Understanding how the roiling communities of individual cells interact with each other and shape their surroundings – a local geochemical system or an animal host, for example – are foundational questions of microbial ecology. As analytical tools improve and additional habitats are explored, mind-bending hints at the weird, alluring power of microbial systems are emerging. Some parasites can turn host genes on and off, exerting a sort of “mind control”; the community of microbes in your gut can influence everything from your weight to your behavior; metal-breathing cells that can be harnessed to generate a small electrical current in “microbial fuel cells.

Custom Creations

While some microbiologists are hoping to understand natural microbial capabilities, others are starting to tinker with their inner workings. This is the new field of synthetic biology, a shotgun marriage of engineering and microbiology in which cells are designed or directed to bespoke needs. Synthetic DNA, more affordable than ever, can be pieced together to develop new genetic circuits. In order to build a better enzyme, researchers can nudge microbes down a directed evolutionary path, prompting an accelerated move toward optimality. Gene editing techniques like CRISPR-Cas, the relatively simple way to remove, alter, or amplify nearly any gene of choice, are game-changers, leaving bioethicists and regulators playing catch-up. These powerful tools are diffusing through labs around the world, and while the primary efficacy is largely promising, side effects and system-wide repercussions need to be examined in the coming years.
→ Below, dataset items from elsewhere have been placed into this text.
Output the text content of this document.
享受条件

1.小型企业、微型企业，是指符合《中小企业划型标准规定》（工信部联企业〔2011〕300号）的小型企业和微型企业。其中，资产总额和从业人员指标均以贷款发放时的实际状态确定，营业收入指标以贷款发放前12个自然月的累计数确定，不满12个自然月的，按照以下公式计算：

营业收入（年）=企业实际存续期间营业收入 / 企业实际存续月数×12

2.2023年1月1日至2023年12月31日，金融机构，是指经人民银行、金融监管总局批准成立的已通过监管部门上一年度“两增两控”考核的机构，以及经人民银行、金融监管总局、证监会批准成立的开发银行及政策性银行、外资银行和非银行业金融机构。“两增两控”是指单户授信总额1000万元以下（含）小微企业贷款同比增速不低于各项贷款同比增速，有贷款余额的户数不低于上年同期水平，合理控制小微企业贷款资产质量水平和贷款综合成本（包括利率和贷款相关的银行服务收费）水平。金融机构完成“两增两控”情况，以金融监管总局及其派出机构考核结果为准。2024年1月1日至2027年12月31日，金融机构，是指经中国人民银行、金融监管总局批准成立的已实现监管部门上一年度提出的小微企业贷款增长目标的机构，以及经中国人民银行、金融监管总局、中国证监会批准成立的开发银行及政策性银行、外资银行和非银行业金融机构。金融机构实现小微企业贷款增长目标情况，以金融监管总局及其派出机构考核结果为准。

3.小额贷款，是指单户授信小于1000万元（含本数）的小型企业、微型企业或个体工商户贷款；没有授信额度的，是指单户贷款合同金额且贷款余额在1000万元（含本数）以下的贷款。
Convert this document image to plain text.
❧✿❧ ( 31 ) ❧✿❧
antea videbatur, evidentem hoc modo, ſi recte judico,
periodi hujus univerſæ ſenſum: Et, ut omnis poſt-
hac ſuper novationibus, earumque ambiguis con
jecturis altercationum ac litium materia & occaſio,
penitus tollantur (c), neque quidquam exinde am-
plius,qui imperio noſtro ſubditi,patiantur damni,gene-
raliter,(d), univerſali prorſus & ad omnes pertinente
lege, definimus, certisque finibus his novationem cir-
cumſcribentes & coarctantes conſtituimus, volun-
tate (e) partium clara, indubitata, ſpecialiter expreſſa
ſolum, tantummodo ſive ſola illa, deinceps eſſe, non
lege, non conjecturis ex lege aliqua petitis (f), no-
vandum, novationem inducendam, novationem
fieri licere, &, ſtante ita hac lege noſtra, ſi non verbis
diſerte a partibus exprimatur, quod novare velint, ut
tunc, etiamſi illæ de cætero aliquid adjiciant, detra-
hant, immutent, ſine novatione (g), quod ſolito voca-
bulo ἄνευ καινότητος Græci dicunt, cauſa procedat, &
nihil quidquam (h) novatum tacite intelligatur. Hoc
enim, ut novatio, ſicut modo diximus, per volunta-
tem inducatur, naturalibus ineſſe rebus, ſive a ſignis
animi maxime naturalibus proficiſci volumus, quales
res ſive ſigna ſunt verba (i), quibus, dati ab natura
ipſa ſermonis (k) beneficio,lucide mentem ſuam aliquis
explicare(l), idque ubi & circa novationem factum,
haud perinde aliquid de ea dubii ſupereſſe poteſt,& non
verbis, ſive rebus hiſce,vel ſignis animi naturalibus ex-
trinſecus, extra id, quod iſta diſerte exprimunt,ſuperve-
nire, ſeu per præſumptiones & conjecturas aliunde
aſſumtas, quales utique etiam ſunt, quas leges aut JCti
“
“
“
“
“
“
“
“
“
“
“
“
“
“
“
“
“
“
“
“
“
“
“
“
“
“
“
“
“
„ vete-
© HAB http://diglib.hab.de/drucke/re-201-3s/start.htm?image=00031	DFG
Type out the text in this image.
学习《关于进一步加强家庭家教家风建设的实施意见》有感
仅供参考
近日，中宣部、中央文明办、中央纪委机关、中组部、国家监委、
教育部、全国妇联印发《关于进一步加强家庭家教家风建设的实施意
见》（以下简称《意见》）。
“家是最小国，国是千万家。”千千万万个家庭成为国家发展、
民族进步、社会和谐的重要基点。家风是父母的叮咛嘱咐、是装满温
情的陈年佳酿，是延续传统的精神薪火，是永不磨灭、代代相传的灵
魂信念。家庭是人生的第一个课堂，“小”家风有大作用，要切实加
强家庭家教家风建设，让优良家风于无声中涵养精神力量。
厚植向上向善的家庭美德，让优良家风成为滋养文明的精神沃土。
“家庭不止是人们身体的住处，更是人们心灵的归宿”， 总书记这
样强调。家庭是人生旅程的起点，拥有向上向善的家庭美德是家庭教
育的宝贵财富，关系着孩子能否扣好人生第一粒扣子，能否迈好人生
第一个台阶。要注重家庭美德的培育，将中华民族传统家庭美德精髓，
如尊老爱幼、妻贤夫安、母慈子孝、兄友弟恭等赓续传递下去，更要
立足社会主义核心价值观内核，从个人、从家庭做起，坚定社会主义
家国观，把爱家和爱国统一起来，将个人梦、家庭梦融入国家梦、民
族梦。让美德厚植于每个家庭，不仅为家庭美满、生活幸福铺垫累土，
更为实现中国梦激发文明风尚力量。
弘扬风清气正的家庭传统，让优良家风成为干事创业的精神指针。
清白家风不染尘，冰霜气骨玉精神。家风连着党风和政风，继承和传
An artist's rendering of the ocean beneath Europa's icy crust. (Image: NASA/ Britney Schmidt/Dead Pixel VFX/Univ. of Texas at Austin)

Life Beyond Earth?

Finally, the reductive examination of extremophiles on Earth is driving the search for life elsewhere in the universe. Understanding exactly how biology works – in parallel with the geological and geochemical exploration of new worlds – can show us what to look for as astrobiological missions go forth into the Solar System and telescopes gaze into the atmospheres of exoplanets. The discovery of life beyond Earth would be one of the most important de-centering discoveries in human history, analogous to the findings of Copernicus or Darwin, and microbes may well be the key.

The wide range of microbial frontiers is formidable. Connected by a common biochemical lexicon and a set of traits that confer vitality, microbes are remarkably diverse. The Extremo Files will navigate these byzantine networks, tracking cutting edge microbiological research as we build a better understanding of what exactly biology is, what it can do, how it shapes our world, and what these smallest organisms may have to tell us about our place in the universe. I'll also be profiling some of the exciting expeditions and exploratory adventures that are broadening our knowledge of the natural world.

Biology is poised at a fascinating place: the coinciding exploration of new natural systems and engineering of known organisms will no doubt make for some exciting findings in the coming years, exposing the limits and potential of life.